CI companies found a way to continue to make deals in a high rate environment by acquiring a minority stake in the companies, which allowed them to preserve capital (since the amount was smaller) and also allowed the shareholders of target companies to maintain their participation in the event of a price recovery.
However, some areas shone brighter than others.
Companies in the industrial and commodity sectors have benefited from an upswing in activities as inflation has actually benefited many of these companies who have incidentally sought to expand their operations to improve efficiency.
The energy sector was taking the lead on the M&A front with several mega merger deals announced in the second half of the year, with deals in the Permian shale region of the United States exceeding $100 billion (G $).
Although technology sector M&A fell overall, two big deals – Microsoft Corp’s (NASDAQ: MSFT) acquisition of Activision Blizzard for $69 billion and Broadcom Inc’s (NASDAQ: MSFT) purchase of VMware AVGO) in return for $61 billion – were successful.
There has also been an uptick in M&A activity in the healthcare sector where dozens of merger deals between biotech and pharmaceutical companies have been announced; large drug manufacturers will, over the next ten years, come close to a patent abyss, so they are strongly motivated to replenish and expand their portfolios of patented medicines.
Despite the challenges of 2023, the rebound of the last quarter has given investors hope for the months to come.
In 2024, negotiators are more experienced and have adapted to the new context by using more structured agreements to counterbalance risks. Among them, note the use of indexation clauses on future profits, rights with conditional value, exclusions and splits.
A growing number of deals are also structured to incorporate a portion or the entire amount in shares rather than just cash. Typically, the acquirer structures a cash transaction when it has sufficient liquidity or access to financing and is willing to assume all risks because it has high confidence in its ability to realize synergies or strategic objectives through this acquisition.
With tighter financial terms, particularly for deals in capital-intensive industries, it is becoming more common to share risks and rewards with shareholders.
Last year’s headwinds may become this year’s tailwinds, so we enter 2024 with optimism regarding the prospects for M&A and merger arbitrage.
As inflation slows, interest rates are expected to decline, businesses adapt to the post-pandemic environment and investor confidence returns strongly.

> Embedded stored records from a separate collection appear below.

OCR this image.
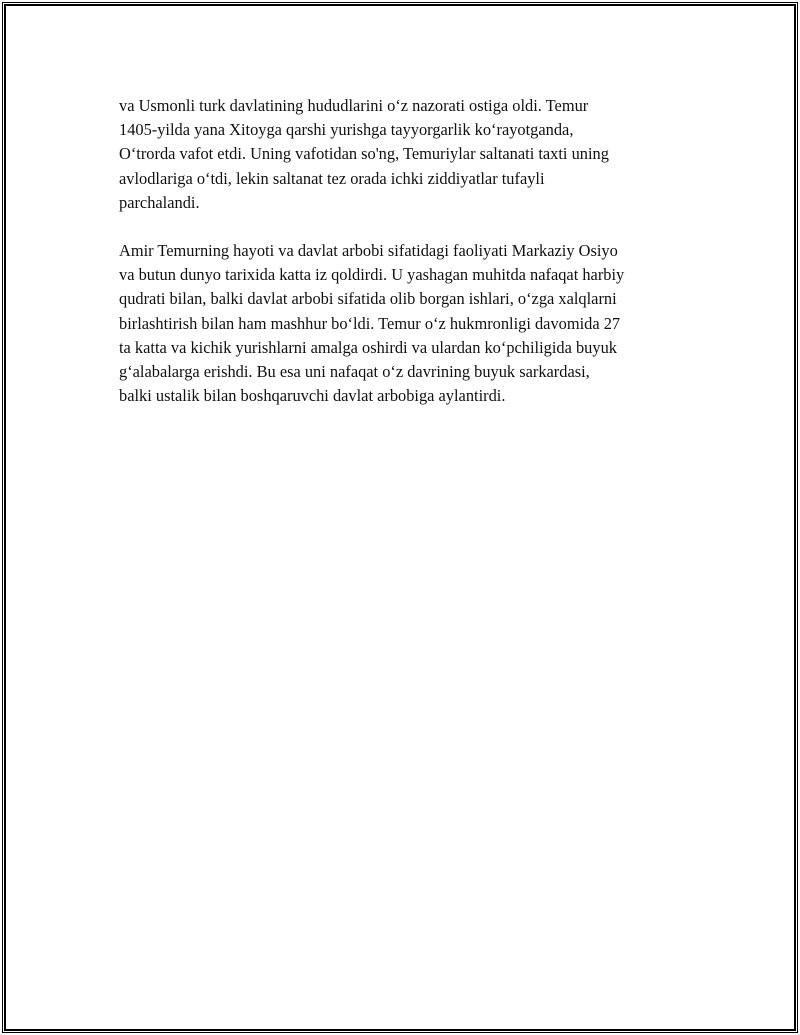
va Usmonli turk davlatining hududlarini o‘z nazorati ostiga oldi. Temur
1405-yilda yana Xitoyga qarshi yurishga tayyorgarlik ko‘rayotganda,
O‘trorda vafot etdi. Uning vafotidan so'ng, Temuriylar saltanati taxti uning
avlodlariga o‘tdi, lekin saltanat tez orada ichki ziddiyatlar tufayli
parchalandi.

Amir Temurning hayoti va davlat arbobi sifatidagi faoliyati Markaziy Osiyo
va butun dunyo tarixida katta iz qoldirdi. U yashagan muhitda nafaqat harbiy
qudrati bilan, balki davlat arbobi sifatida olib borgan ishlari, o‘zga xalqlarni
birlashtirish bilan ham mashhur bo‘ldi. Temur o‘z hukmronligi davomida 27
ta katta va kichik yurishlarni amalga oshirdi va ulardan ko‘pchiligida buyuk
g‘alabalarga erishdi. Bu esa uni nafaqat o‘z davrining buyuk sarkardasi,
balki ustalik bilan boshqaruvchi davlat arbobiga aylantirdi.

In light of uncertain geopolitical and economic conditions, smarter companies are seeking opportunities for future growth and acquiring the technologies and capabilities required to compete and avoid disruption.
On the deal side, indications coming from all directions from investment banks, advisors and insiders seem to highlight the robustness of future M&A deals.

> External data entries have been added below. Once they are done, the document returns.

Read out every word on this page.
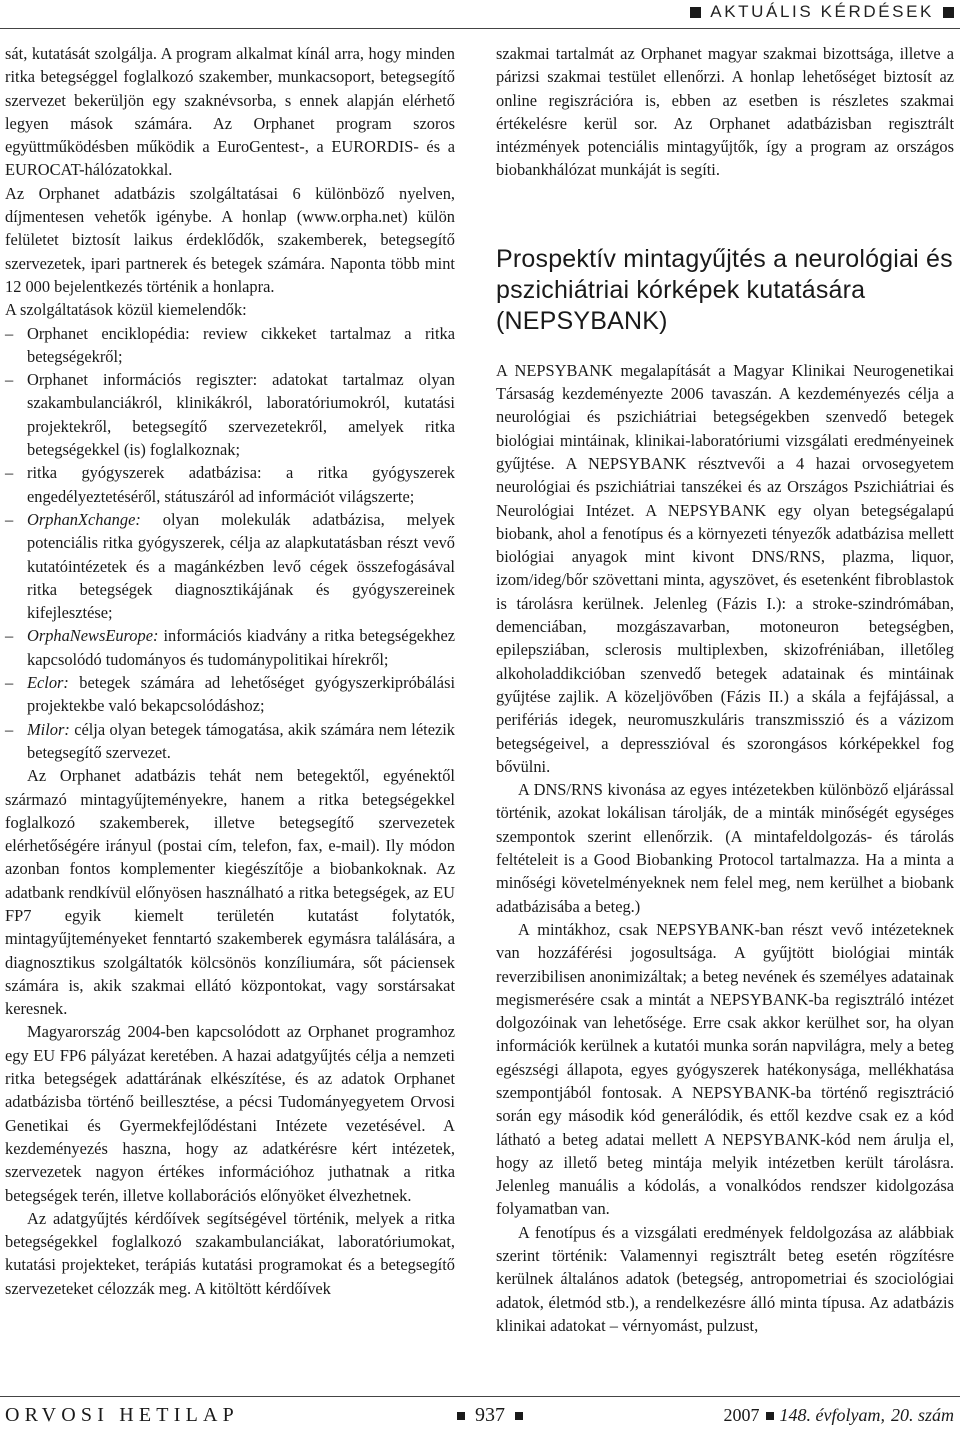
AKTUÁLIS KÉRDÉSEK

sát, kutatását szolgálja. A program alkalmat kínál arra, hogy minden ritka betegséggel foglalkozó szakember, munkacsoport, betegsegítő szervezet bekerüljön egy szaknévsorba, s ennek alapján elérhető legyen mások számára. Az Orphanet program szoros együttműködésben működik a EuroGentest-, a EURORDIS- és a EUROCAT-hálózatokkal.

Az Orphanet adatbázis szolgáltatásai 6 különböző nyelven, díjmentesen vehetők igénybe. A honlap (www.orpha.net) külön felületet biztosít laikus érdeklődők, szakemberek, betegsegítő szervezetek, ipari partnerek és betegek számára. Naponta több mint 12 000 bejelentkezés történik a honlapra.

A szolgáltatások közül kiemelendők:

– Orphanet enciklopédia: review cikkeket tartalmaz a ritka betegségekről;
– Orphanet információs regiszter: adatokat tartalmaz olyan szakambulanciákról, klinikákról, laboratóriumokról, kutatási projektekről, betegsegítő szervezetekről, amelyek ritka betegségekkel (is) foglalkoznak;
– ritka gyógyszerek adatbázisa: a ritka gyógyszerek engedélyeztetéséről, státuszáról ad információt világszerte;
– OrphanXchange: olyan molekulák adatbázisa, melyek potenciális ritka gyógyszerek, célja az alapkutatásban részt vevő kutatóintézetek és a magánkézben levő cégek összefogásával ritka betegségek diagnosztikájának és gyógyszereinek kifejlesztése;
– OrphaNewsEurope: információs kiadvány a ritka betegségekhez kapcsolódó tudományos és tudománypolitikai hírekről;
– Eclor: betegek számára ad lehetőséget gyógyszerkipróbálási projektekbe való bekapcsolódáshoz;
– Milor: célja olyan betegek támogatása, akik számára nem létezik betegsegítő szervezet.

Az Orphanet adatbázis tehát nem betegektől, egyénektől származó mintagyűjteményekre, hanem a ritka betegségekkel foglalkozó szakemberek, illetve betegsegítő szervezetek elérhetőségére irányul (postai cím, telefon, fax, e-mail). Ily módon azonban fontos komplementer kiegészítője a biobankoknak. Az adatbank rendkívül előnyösen használható a ritka betegségek, az EU FP7 egyik kiemelt területén kutatást folytatók, mintagyűjteményeket fenntartó szakemberek egymásra találására, a diagnosztikus szolgáltatók kölcsönös konzíliumára, sőt páciensek számára is, akik szakmai ellátó központokat, vagy sorstársakat keresnek.

Magyarország 2004-ben kapcsolódott az Orphanet programhoz egy EU FP6 pályázat keretében. A hazai adatgyűjtés célja a nemzeti ritka betegségek adattárának elkészítése, és az adatok Orphanet adatbázisba történő beillesztése, a pécsi Tudományegyetem Orvosi Genetikai és Gyermekfejlődéstani Intézete vezetésével. A kezdeményezés haszna, hogy az adatkérésre kért intézetek, szervezetek nagyon értékes információhoz juthatnak a ritka betegségek terén, illetve kollaborációs előnyöket élvezhetnek.

Az adatgyűjtés kérdőívek segítségével történik, melyek a ritka betegségekkel foglalkozó szakambulanciákat, laboratóriumokat, kutatási projekteket, terápiás kutatási programokat és a betegsegítő szervezeteket célozzák meg. A kitöltött kérdőívek

szakmai tartalmát az Orphanet magyar szakmai bizottsága, illetve a párizsi szakmai testület ellenőrzi. A honlap lehetőséget biztosít az online regiszrációra is, ebben az esetben is részletes szakmai értékelésre kerül sor. Az Orphanet adatbázisban regisztrált intézmények potenciális mintagyűjtők, így a program az országos biobankhálózat munkáját is segíti.

Prospektív mintagyűjtés a neurológiai és pszichiátriai kórképek kutatására (NEPSYBANK)

A NEPSYBANK megalapítását a Magyar Klinikai Neurogenetikai Társaság kezdeményezte 2006 tavaszán. A kezdeményezés célja a neurológiai és pszichiátriai betegségekben szenvedő betegek biológiai mintáinak, klinikai-laboratóriumi vizsgálati eredményeinek gyűjtése. A NEPSYBANK résztvevői a 4 hazai orvosegyetem neurológiai és pszichiátriai tanszékei és az Országos Pszichiátriai és Neurológiai Intézet. A NEPSYBANK egy olyan betegségalapú biobank, ahol a fenotípus és a környezeti tényezők adatbázisa mellett biológiai anyagok mint kivont DNS/RNS, plazma, liquor, izom/ideg/bőr szövettani minta, agyszövet, és esetenként fibroblastok is tárolásra kerülnek. Jelenleg (Fázis I.): a stroke-szindrómában, demenciában, mozgászavarban, motoneuron betegségben, epilepsziában, sclerosis multiplexben, skizofréniában, illetőleg alkoholaddikcióban szenvedő betegek adatainak és mintáinak gyűjtése zajlik. A közeljövőben (Fázis II.) a skála a fejfájással, a perifériás idegek, neuromuszkuláris transzmisszió és a vázizom betegségeivel, a depresszióval és szorongásos kórképekkel fog bővülni.

A DNS/RNS kivonása az egyes intézetekben különböző eljárással történik, azokat lokálisan tárolják, de a minták minőségét egységes szempontok szerint ellenőrzik. (A mintafeldolgozás- és tárolás feltételeit is a Good Biobanking Protocol tartalmazza. Ha a minta a minőségi követelményeknek nem felel meg, nem kerülhet a biobank adatbázisába a beteg.)

A mintákhoz, csak NEPSYBANK-ban részt vevő intézeteknek van hozzáférési jogosultsága. A gyűjtött biológiai minták reverzibilisen anonimizáltak; a beteg nevének és személyes adatainak megismerésére csak a mintát a NEPSYBANK-ba regisztráló intézet dolgozóinak van lehetősége. Erre csak akkor kerülhet sor, ha olyan információk kerülnek a kutatói munka során napvilágra, mely a beteg egészségi állapota, egyes gyógyszerek hatékonysága, mellékhatása szempontjából fontosak. A NEPSYBANK-ba történő regisztráció során egy második kód generálódik, és ettől kezdve csak ez a kód látható a beteg adatai mellett A NEPSYBANK-kód nem árulja el, hogy az illető beteg mintája melyik intézetben került tárolásra. Jelenleg manuális a kódolás, a vonalkódos rendszer kidolgozása folyamatban van.

A fenotípus és a vizsgálati eredmények feldolgozása az alábbiak szerint történik: Valamennyi regisztrált beteg esetén rögzítésre kerülnek általános adatok (betegség, antropometriai és szociológiai adatok, életmód stb.), a rendelkezésre álló minta típusa. Az adatbázis klinikai adatokat – vérnyomást, pulzust,

ORVOSI HETILAP	937	2007 148. évfolyam, 20. szám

The stock market rise has given management teams and boards of directors the confidence needed to reach agreements, as evidenced by the growing number of companies that have initiated talks.
Shareholder activism is also increasing, as they, frustrated, want to update the value of their shares traded at prices significantly discounted from intrinsic value.

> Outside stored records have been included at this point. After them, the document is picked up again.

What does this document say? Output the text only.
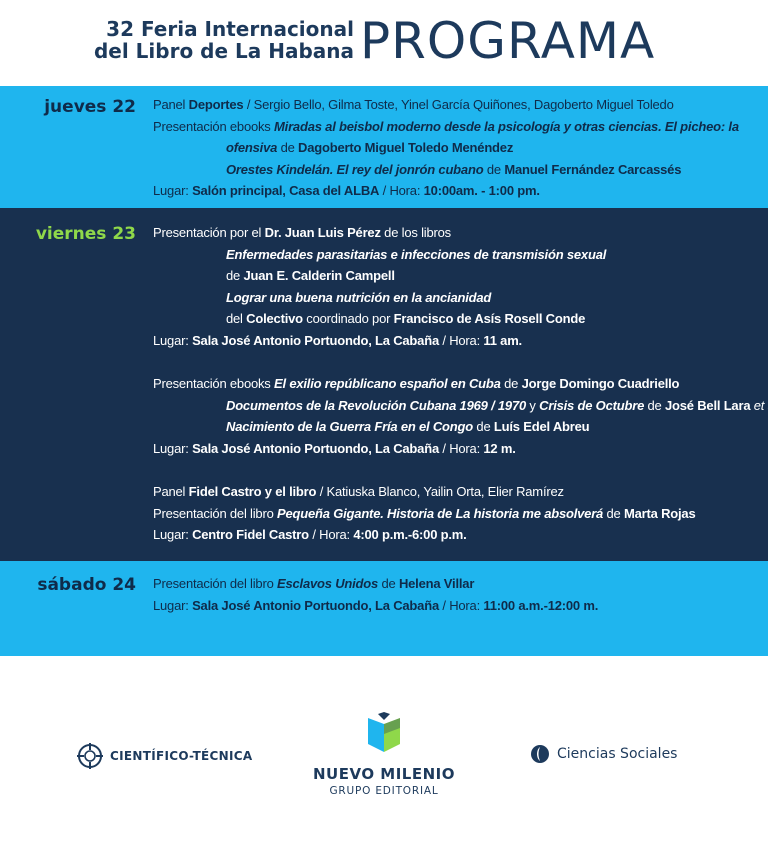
32 Feria Internacional
del Libro de La Habana PROGRAMA
jueves 22 Panel Deportes / Sergio Bello, Gilma Toste, Yinel García Quiñones, Dagoberto Miguel Toledo
Presentación ebooks Miradas al beisbol moderno desde la psicología y otras ciencias. El picheo: la
ofensiva de Dagoberto Miguel Toledo Menéndez
Orestes Kindelán. El rey del jonrón cubano de Manuel Fernández Carcassés
Lugar: Salón principal, Casa del ALBA / Hora: 10:00am. - 1:00 pm.
viernes 23 Presentación por el Dr. Juan Luis Pérez de los libros
Enfermedades parasitarias e infecciones de transmisión sexual
de Juan E. Calderin Campell
Lograr una buena nutrición en la ancianidad
del Colectivo coordinado por Francisco de Asís Rosell Conde
Lugar: Sala José Antonio Portuondo, La Cabaña / Hora: 11 am.
Presentación ebooks El exilio repúblicano español en Cuba de Jorge Domingo Cuadriello
Documentos de la Revolución Cubana 1969 / 1970 y Crisis de Octubre de José Bell Lara et al
Nacimiento de la Guerra Fría en el Congo de Luís Edel Abreu
Lugar: Sala José Antonio Portuondo, La Cabaña / Hora: 12 m.
Panel Fidel Castro y el libro / Katiuska Blanco, Yailin Orta, Elier Ramírez
Presentación del libro Pequeña Gigante. Historia de La historia me absolverá de Marta Rojas
Lugar: Centro Fidel Castro / Hora: 4:00 p.m.-6:00 p.m.
sábado 24 Presentación del libro Esclavos Unidos de Helena Villar
Lugar: Sala José Antonio Portuondo, La Cabaña / Hora: 11:00 a.m.-12:00 m.
CIENTÍFICO-TÉCNICA
NUEVO MILENIO
GRUPO EDITORIAL
Ciencias Sociales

As proxy season approaches, the timing is ripe for the replacement of ineffective boards and, with increased shareholder discontent, the arrival of opportunistic buyers.
In terms of arbitrage-focused investments, the opportunities are also attractive given that the rate of return on merger arbitrage transactions averages over 10% for North American deals. This is a significant premium to historical levels and a significant departure from high yield bonds.
In a more hostile regulatory environment, arbitrage investors now have a better idea of which deals will be targeted by the authorities. After a series of defeats, authorities no longer have as many resources, which limits the number of transactions they can actively target.
So, given the pronounced spreads, greater visibility to assess risks and a potentially higher number of completed deals, the year 2024 could prove very favorable for merger arbitrage products.